MINNEAPOLIS (WCCO) — Edina resident Lee Wolfe Blum now knows a secret that changed her life.

“There has been a secret about me, held in the family for 46 years, and everyone promised when I was born not to tell,” Lee said.

The secret unraveled one year ago. Lee convinced her sister to take an AncestryDNA tests.

“The ads even make it like it’s this awesome thing. You’re gonna find out this awesome history, you’re gonna find out everything about your family that you never knew,” Lee said. “But what they don’t tell you is that you’re gonna find out everything about your family that you didn’t know [laughs!]”

The results showed that Lee and her sister are actually half-sisters.

“I was devastated. You get into a state of shock, like I can’t even explain,” Lee said. “So I called Ancestry, I was on hold forever, and then said, you know, ‘How can this be true? How can I spit in a tube and you can find out this? My sister and I look just alike,’ and the woman on the phone said, ‘You need to call your family.’ That was it. And then she hung up.”

Lee Wolfe Blum (credit: CBS)

She says she felt stranded with no guidance. Then she found an online community with 7,000 others in a similar predicament.

“My whole entire life unraveled.
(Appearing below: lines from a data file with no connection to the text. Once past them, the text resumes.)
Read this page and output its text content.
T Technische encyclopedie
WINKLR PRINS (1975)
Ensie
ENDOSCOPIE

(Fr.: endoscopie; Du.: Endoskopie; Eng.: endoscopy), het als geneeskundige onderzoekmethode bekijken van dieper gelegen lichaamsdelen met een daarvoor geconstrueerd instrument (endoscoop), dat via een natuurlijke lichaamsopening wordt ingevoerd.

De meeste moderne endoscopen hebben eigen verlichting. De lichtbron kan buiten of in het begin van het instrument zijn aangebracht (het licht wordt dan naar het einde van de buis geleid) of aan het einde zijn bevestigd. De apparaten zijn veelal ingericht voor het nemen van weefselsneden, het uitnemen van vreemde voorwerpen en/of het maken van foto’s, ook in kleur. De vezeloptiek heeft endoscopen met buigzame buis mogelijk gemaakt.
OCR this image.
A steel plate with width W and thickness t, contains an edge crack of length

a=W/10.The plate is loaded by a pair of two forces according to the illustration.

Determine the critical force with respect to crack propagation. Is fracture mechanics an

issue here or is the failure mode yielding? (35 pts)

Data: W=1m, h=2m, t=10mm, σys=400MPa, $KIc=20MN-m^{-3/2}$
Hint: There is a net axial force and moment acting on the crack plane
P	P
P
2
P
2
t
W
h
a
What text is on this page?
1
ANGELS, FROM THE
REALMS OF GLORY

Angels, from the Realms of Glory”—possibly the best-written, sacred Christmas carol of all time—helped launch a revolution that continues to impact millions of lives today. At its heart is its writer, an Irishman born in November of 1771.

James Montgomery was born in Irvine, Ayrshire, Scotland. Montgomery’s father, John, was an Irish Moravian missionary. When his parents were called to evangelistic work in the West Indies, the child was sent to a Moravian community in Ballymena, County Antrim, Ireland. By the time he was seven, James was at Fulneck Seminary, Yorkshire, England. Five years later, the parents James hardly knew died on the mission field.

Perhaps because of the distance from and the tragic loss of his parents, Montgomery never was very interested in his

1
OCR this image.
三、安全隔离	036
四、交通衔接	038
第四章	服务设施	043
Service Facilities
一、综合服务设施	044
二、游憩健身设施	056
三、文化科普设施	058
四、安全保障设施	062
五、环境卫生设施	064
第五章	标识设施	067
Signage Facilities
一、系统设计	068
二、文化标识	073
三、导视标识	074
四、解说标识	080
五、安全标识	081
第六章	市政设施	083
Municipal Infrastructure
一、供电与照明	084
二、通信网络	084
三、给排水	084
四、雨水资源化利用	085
Everything about me, the way I look, my DNA,” Lee said.

After questioning her now-estranged mother, Lee realized the father who raised her was not the man whose genes she shared. She says her mother had an affair with a man from Georgia – a man she recently went to visit.

“I’ve always thought I look like my dad. I’ve always thought my face looks like his. And then I met my birth father … and I look him,” Lee said.

She still doesn’t understand the details — just that her mother, birth father and the man who raised her all knew.

“I get it why they did what they did,” Lee said. “I think as time went on, it just became too difficult to say it.”

Lee says she is glad she found out. She plans to take her knowledge and write a book, hoping DNA companies will broaden their support systems.

“My other hope is that if anyone is in silence, dealing with this, that they would know they’re not alone,” Lee said.

She says people need to know that a simple test can complicate everything.

Lee says her birth father never had any other children. Now they’re forming a bond. But she and the father who raised her are closer than ever.

We reached out to AncestryDNA about support for people like Lee. They say they have “…a small, dedicated group of highly-experienced representatives who speak to customers with more sensitive queries.”